You're probably thinking of studies around social media use. It isn't clear to me that internet filtering will combat any of what makes social media use such a mental health risk for teens.
If we, as a society, were to accept the reality that paying people for their endorsement is only ever used to achieve the effect of fraud without committing it, we could just eliminate paid endorsement.
Extraordinary technological progress has been made in laundering fraud and disinformation, but that technology costs money and therefore requires customers to operate. Eliminate the customers and the sickness they create will go away.
Maybe this isn’t the internet we deserve?
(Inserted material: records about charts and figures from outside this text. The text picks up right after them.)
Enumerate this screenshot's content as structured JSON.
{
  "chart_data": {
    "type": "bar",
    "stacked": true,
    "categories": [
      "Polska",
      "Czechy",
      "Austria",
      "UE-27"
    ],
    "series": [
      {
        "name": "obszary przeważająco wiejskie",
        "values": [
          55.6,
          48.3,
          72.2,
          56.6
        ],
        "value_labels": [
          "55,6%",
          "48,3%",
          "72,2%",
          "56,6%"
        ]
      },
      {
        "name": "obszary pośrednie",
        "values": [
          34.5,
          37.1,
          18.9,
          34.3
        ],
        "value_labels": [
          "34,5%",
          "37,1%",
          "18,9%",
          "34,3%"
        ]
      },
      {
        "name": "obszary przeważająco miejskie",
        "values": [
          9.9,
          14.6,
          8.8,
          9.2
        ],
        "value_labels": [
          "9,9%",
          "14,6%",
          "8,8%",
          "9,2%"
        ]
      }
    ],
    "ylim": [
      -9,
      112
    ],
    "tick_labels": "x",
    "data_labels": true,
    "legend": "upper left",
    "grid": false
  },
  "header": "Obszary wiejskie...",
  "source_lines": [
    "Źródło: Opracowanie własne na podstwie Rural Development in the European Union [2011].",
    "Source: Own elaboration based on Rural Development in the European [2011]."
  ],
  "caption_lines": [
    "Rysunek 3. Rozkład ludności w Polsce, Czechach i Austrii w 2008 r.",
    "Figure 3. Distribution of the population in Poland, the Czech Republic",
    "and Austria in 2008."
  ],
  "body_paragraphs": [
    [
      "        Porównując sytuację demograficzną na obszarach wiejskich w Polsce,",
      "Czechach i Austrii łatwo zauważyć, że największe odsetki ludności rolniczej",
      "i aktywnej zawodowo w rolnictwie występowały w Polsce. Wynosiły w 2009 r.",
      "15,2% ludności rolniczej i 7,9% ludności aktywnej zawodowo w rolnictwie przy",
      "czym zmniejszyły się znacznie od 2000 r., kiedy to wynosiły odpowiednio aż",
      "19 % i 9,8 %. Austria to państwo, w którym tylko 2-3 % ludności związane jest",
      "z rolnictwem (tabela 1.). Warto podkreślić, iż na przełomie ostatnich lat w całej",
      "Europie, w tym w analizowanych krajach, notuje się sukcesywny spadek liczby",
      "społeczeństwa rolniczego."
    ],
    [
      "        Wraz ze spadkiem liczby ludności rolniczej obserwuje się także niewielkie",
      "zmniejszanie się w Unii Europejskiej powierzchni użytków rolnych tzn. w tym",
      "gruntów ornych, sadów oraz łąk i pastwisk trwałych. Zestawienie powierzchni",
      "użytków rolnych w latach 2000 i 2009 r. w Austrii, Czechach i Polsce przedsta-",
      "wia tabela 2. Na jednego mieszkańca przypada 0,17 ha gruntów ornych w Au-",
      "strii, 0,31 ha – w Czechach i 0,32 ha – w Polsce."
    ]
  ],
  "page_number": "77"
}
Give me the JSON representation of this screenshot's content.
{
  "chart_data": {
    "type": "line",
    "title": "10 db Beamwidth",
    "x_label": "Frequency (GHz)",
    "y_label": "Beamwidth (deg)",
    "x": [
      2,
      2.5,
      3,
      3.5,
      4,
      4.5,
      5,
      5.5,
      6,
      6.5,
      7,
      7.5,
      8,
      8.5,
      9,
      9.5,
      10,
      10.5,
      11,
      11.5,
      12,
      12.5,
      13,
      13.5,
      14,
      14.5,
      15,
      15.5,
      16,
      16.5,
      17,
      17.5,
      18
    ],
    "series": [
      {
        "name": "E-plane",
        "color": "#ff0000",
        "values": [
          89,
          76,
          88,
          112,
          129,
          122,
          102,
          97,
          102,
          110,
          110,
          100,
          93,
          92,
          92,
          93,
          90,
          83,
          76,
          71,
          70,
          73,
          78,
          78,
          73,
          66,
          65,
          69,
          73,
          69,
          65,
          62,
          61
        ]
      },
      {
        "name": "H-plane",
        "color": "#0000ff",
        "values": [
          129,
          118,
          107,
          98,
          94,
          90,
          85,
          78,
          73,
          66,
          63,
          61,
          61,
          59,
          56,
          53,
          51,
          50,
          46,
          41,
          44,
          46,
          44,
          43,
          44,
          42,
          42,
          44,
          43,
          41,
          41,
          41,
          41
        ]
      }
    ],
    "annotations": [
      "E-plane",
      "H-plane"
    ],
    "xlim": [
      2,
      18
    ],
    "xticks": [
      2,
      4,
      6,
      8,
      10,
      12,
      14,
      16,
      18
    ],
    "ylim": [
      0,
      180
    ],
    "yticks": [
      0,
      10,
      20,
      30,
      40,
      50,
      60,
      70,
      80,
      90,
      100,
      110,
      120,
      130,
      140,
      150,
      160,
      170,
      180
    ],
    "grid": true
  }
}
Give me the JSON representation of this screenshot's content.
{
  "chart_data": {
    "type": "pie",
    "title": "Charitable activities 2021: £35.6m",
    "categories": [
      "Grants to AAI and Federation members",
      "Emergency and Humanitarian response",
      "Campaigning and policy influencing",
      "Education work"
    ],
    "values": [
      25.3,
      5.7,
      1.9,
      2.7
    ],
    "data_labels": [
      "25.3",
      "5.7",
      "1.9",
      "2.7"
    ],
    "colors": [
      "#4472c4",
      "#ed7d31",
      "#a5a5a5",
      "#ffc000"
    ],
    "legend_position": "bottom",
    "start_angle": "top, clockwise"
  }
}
> It’s no surprise that anti-rights zealots are excited about KOSA: it would let them shut down websites that cover topics like race, gender, and sexuality.
> Second, KOSA would ramp up the online surveillance of all internet users by expanding the use of age verification and parental monitoring tools. Not only are these tools needlessly invasive, they’re a massive safety risk for young people who could be trying to escape domestic violence and abuse.
I don't think it's much of a stretch to assume these kind of laws will be used to censor topics like "race, gender, and sexuality". There is a ton of precedent in recent years of e.g. books on these topics being banned from public libraries (not just school libraries) under the guise of protecting children. It seems like a reasonable inference that the same topics would be targeted in online content if the laws allowed it.
Abolishing it was plenty bad, and you look silly making up straw men to whitewash it.
It's no surprise that big tech companies don't want increased liability.